The film ambitiously vows to immerse viewers in a vivid tapestry of historical events, from the heart-wrenching beheading of Marie Antoinette to the iconic Battle of Waterloo. However, some experts have raised concerns about its historical accuracy, casting shadows of doubt over its credibility.
One such critic is historian Dan Snow, who took to TikTok to scrutinize details from the film's trailer. He pointed out discrepancies such as Marie Antoinette's hair, which in the film remained long even as she faced her grim fate, a stark departure from the historical account.

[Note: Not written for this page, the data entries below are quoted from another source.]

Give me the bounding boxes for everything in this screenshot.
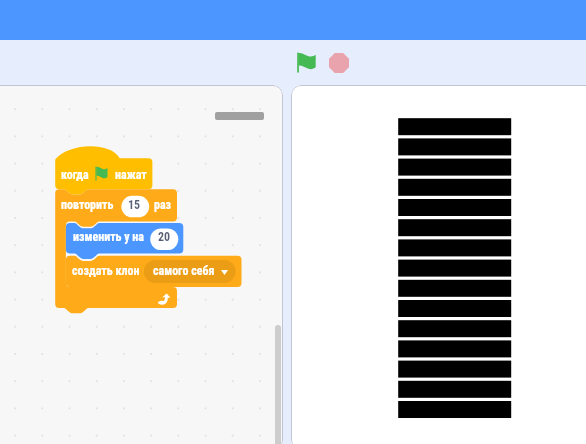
staticText: изменить y на xyxy=(73,230,145,244)
staticText: раз xyxy=(154,198,172,212)
staticText: когда xyxy=(61,168,89,182)
button[interactable]: Stop xyxy=(329,53,349,73)
staticText: повторить xyxy=(61,198,114,212)
staticText: создать клон xyxy=(72,264,140,278)
staticText: самого себя xyxy=(153,264,215,278)
staticText: 15 xyxy=(128,198,141,212)
staticText: нажат xyxy=(115,168,147,182)
button[interactable]: Go xyxy=(295,52,318,73)
staticText: 20 xyxy=(158,230,171,244)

Moreover, Snow found fault with a scene depicting Napoleon shooting at the pyramids in Egypt, a fictional portrayal that deviated from reality. When questioned about these critiques in an interview with The New Yorker, Scott responded with characteristic nonchalance, dismissing the historian's concerns with a casual, "Get yourself a life." He seemed more preoccupied with the possibility of finally receiving the elusive accolade of an Oscar, as reported by Variety.

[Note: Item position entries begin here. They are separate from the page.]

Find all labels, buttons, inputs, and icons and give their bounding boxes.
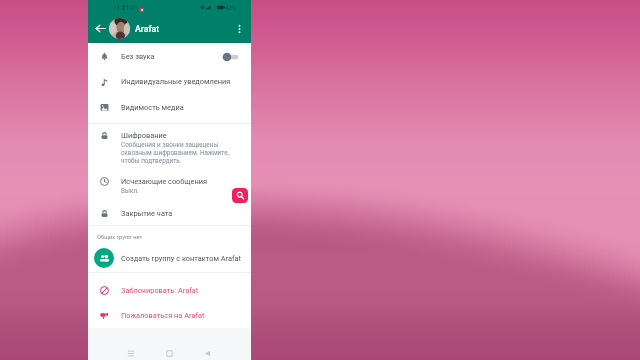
button[interactable] [88, 245, 251, 270]
staticText: Заблокировать: Arafat [121, 286, 199, 295]
button[interactable]: Disappearing messages [88, 172, 251, 197]
button[interactable] [88, 278, 251, 303]
staticText: Видимость медиа [121, 103, 184, 112]
button[interactable] [88, 303, 251, 328]
button[interactable]: Back [93, 21, 108, 36]
staticText: Исчезающие сообщения [121, 177, 208, 186]
staticText: Создать группу с контактом Arafat [121, 254, 241, 263]
button[interactable]: Encryption [88, 126, 251, 163]
button[interactable]: Search [232, 188, 248, 203]
staticText: Выкл. [121, 187, 139, 195]
staticText: 11:51:01 [113, 4, 138, 12]
staticText: Шифрование [121, 131, 167, 140]
staticText: Закрытие чата [121, 209, 173, 218]
button[interactable] [88, 44, 251, 69]
button[interactable]: Recent apps [122, 345, 139, 360]
button[interactable] [88, 69, 251, 94]
staticText: 42% [225, 4, 237, 11]
staticText: Arafat [135, 24, 160, 34]
staticText: Пожаловаться на Arafat [121, 311, 205, 320]
staticText: Сообщения и звонки защищены сквозным шиф… [121, 141, 234, 165]
staticText: Общих групп нет [97, 234, 143, 241]
staticText: Индивидуальные уведомления [121, 77, 231, 86]
button[interactable]: Home [161, 345, 178, 360]
button[interactable]: More options [231, 21, 247, 37]
button[interactable] [88, 95, 251, 120]
button[interactable]: Contact photo [109, 18, 130, 39]
button[interactable]: Back [199, 345, 216, 360]
button[interactable] [88, 201, 251, 226]
staticText: Без звука [121, 52, 155, 61]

"I haven't clinched an Oscar yet. If I do, I might just quip, 'Well, it's about time!'" quipped the director. Regardless of whether "Napoleon" secures this coveted award or not, Ridley Scott has already etched an indelible mark on the annals of cinema history, with three Best Director nominations for "Thelma and Louise," "Black Hawk Down," and "Gladiator," as well as a nod for Best Film with "The Martian." Scott's "Napoleon" is not the first high-budget endeavor to bring the legendary military strategist's life to the silver screen in Hollywood.

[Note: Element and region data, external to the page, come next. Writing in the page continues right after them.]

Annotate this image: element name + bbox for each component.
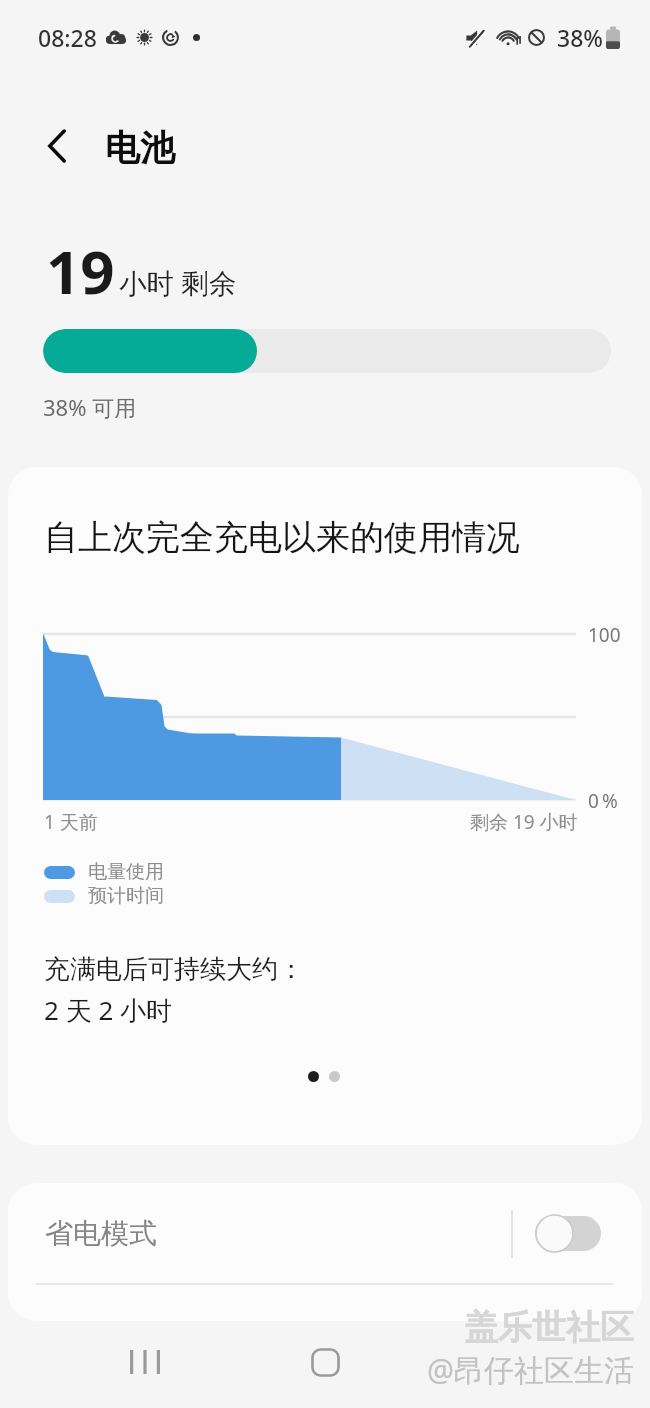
staticText: 19 — [46, 230, 115, 312]
staticText: 1 天前 — [44, 809, 98, 835]
staticText: 剩余 19 小时 — [470, 809, 578, 835]
button[interactable]: Home — [293, 1330, 357, 1394]
staticText: @昂仔社区生活 — [427, 1349, 634, 1390]
staticText: 自上次完全充电以来的使用情况 — [44, 516, 520, 559]
staticText: 省电模式 — [45, 1216, 157, 1251]
button[interactable]: Power saving toggle — [535, 1214, 601, 1253]
staticText: 0 % — [588, 788, 618, 814]
button[interactable]: 自上次完全充电以来的使用情况 — [8, 467, 642, 1145]
staticText: 充满电后可持续大约： — [44, 953, 304, 986]
staticText: 电池 — [105, 126, 175, 170]
staticText: 100 — [588, 622, 621, 648]
staticText: 38% — [557, 22, 603, 53]
button[interactable]: Back — [511, 1330, 575, 1394]
staticText: 小时 剩余 — [119, 264, 237, 302]
staticText: 盖乐世社区 — [464, 1306, 634, 1349]
staticText: 电量使用 — [88, 860, 164, 884]
button[interactable]: Back — [28, 117, 85, 174]
staticText: 预计时间 — [88, 884, 164, 908]
staticText: 38% 可用 — [43, 392, 137, 422]
button[interactable]: 省电模式 — [8, 1183, 642, 1284]
staticText: 08:28 — [38, 22, 97, 53]
button[interactable]: Recents — [113, 1330, 177, 1394]
staticText: 2 天 2 小时 — [44, 992, 173, 1028]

The iconic Stanley Kubrick once embarked on a similar journey, though his attempt ultimately remained unrealized. Scott revealed that he received Kubrick's unused screenplay for a Napoleon project but ultimately passed on it.
The script covered the entirety of Bonaparte's life, from birth to death, while Scott's production, with a script penned by David Scarpa, delves into a distinct chapter of the statesman's biography, centered around his marriage to Josephine. This singular focus promises to offer audiences a unique and intimate glimpse into Napoleon's captivating journey.